Diğer çözüm şekli ise, HMK m. 293 kapsamında tarafların uzman bilirkişilerden (buna yabancı uzmanlarda dahil olmak üzere) görüş almaları ve mahkemenin gerekli görmesi veya talep halinde bu uzman bilirkişileri mahkeme huzurunda dinlemesi ile yabancı mahkeme kararının kesinleşip kesinleşmediğinin tespitidir. Bu çözüme paralel olarak üçüncü bir çözüm ise yabancı uzmanların bilirkişi olarak atanmasıdır. HMK m. 268/1’e göre bilirkişiler öncelikle “…yargı çevresinde yer aldığı bölge adliye mahkemesi adli yargı adalet komisyonları tarafından, her yıl düzenlenecek olan listelerde yer alan kişiler arasından görevlendirilirler.
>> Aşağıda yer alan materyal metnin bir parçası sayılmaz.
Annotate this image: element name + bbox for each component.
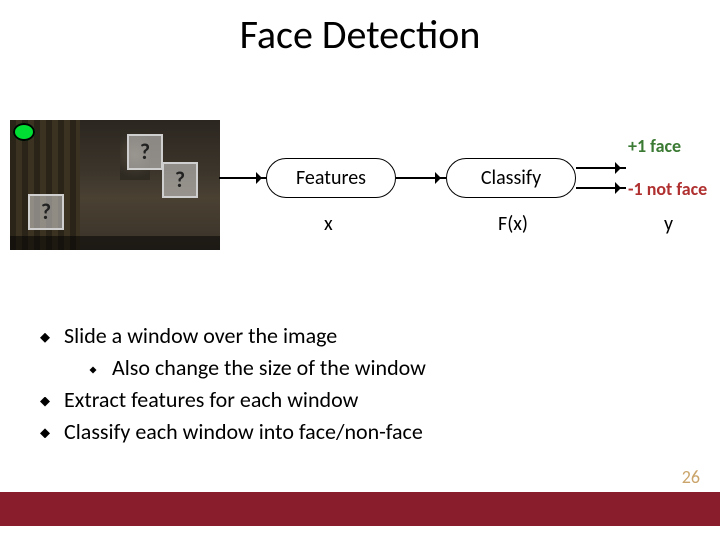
output-positive: +1 face [628, 135, 681, 157]
hud-counter-icon [13, 123, 35, 141]
sliding-window-2: ? [162, 162, 198, 198]
arrow-icon [576, 187, 626, 189]
page-title: Face Detection [0, 0, 720, 59]
variable-y: y [664, 212, 673, 236]
image-caption-bar [10, 236, 220, 250]
bullet-list: Slide a window over the imageAlso change… [40, 320, 680, 448]
variable-fx: F(x) [498, 212, 528, 236]
footer-bar [0, 492, 720, 526]
output-negative: -1 not face [628, 178, 707, 200]
classify-node: Classify [446, 158, 576, 198]
example-image: ? ? ? [10, 120, 220, 250]
list-item: Slide a window over the imageAlso change… [40, 320, 680, 384]
arrow-icon [576, 167, 626, 169]
list-item: Classify each window into face/non-face [40, 416, 680, 448]
list-item: Also change the size of the window [88, 352, 680, 384]
sliding-window-3: ? [28, 194, 64, 230]
arrow-icon [396, 177, 446, 179]
features-node: Features [266, 158, 396, 198]
pipeline-diagram: ? ? ? Features Classify +1 face -1 not f… [10, 120, 710, 290]
variable-x: x [324, 212, 333, 236]
sliding-window-1: ? [127, 134, 163, 170]
list-item: Extract features for each window [40, 384, 680, 416]
page-number: 26 [682, 466, 700, 488]
arrow-icon [219, 177, 267, 179]
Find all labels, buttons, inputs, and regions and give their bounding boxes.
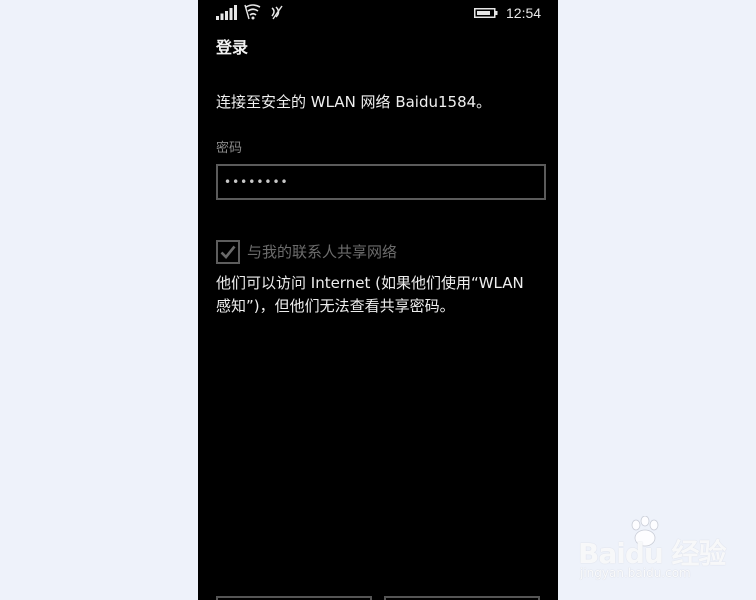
- share-network-checkbox[interactable]: [216, 240, 240, 264]
- page-title: 登录: [216, 38, 249, 57]
- phone-screen: 12:54 登录 连接至安全的 WLAN 网络 Baidu1584。 密码 与我…: [198, 0, 558, 600]
- data-connection-icon: [271, 5, 283, 20]
- watermark-url: jingyan.baidu.com: [580, 566, 691, 580]
- share-description: 他们可以访问 Internet (如果他们使用“WLAN 感知”)，但他们无法查…: [216, 274, 524, 315]
- bottom-button-bar: [198, 592, 558, 600]
- battery-icon: [474, 8, 498, 18]
- share-network-row[interactable]: 与我的联系人共享网络: [216, 239, 397, 265]
- signal-icon: [216, 5, 237, 20]
- wifi-icon: [244, 4, 261, 20]
- baidu-watermark: Baidu 经验 jingyan.baidu.com: [574, 516, 744, 586]
- connect-message: 连接至安全的 WLAN 网络 Baidu1584。: [216, 93, 492, 111]
- page-background: 12:54 登录 连接至安全的 WLAN 网络 Baidu1584。 密码 与我…: [0, 0, 756, 600]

Listelerde bilgisine başvurulacak uzmanlık dalında bilirkişinin bulunmaması hâlinde, diğer bölge adliye mahkemelerinde oluşturulmuş listelerden, burada da yoksa liste dışından bilirkişi görevlendirilebilir”. Hükme dikkat edilecek olursa yabancıların bilirkişi olarak atanmalarında bir engel gözükmemektedir. Ancak, temel engel yabancı bilirkişi ile yapılacak yazışmaların yabancı dilde yapılabilmesinin zorluğu ve ücret ödeme mekanizmasıdır. Gerçekten uzmanlık gerektiren bir konuda yabancı bir uzmandan Türkiye şartlarında bilirkişilere ödenen ücret ile hizmet istemek çok mümkün görünmemektedir.
 
Sonuç
 
Yabancı bir mahkeme tarafından verilen bir kararın Türkiye’de tanınması ve tenfizi konusunda, uygulamada ön şartlarda bile ciddi sorunlar ile karşılaşılmaktadır. Özellikle yabancı mahkeme kararının kararın verildiği ülke hukuku uyarınca kesinleşip kesinleşmediğinin tespiti ön şartlar açısından en önemli sorunu teşkil etmektedir. Bu nedenle kanaatimizce yapılması gereken, yeknesak bir kesinleşme şerhinin uluslararası bir anlaşma ile ortaya konulmasıdır. Bu yapılana kadar, HMK m. 293 ve 268/1 kapsamında yabancı uzmanlardan konu hakkında yararlanılabilir.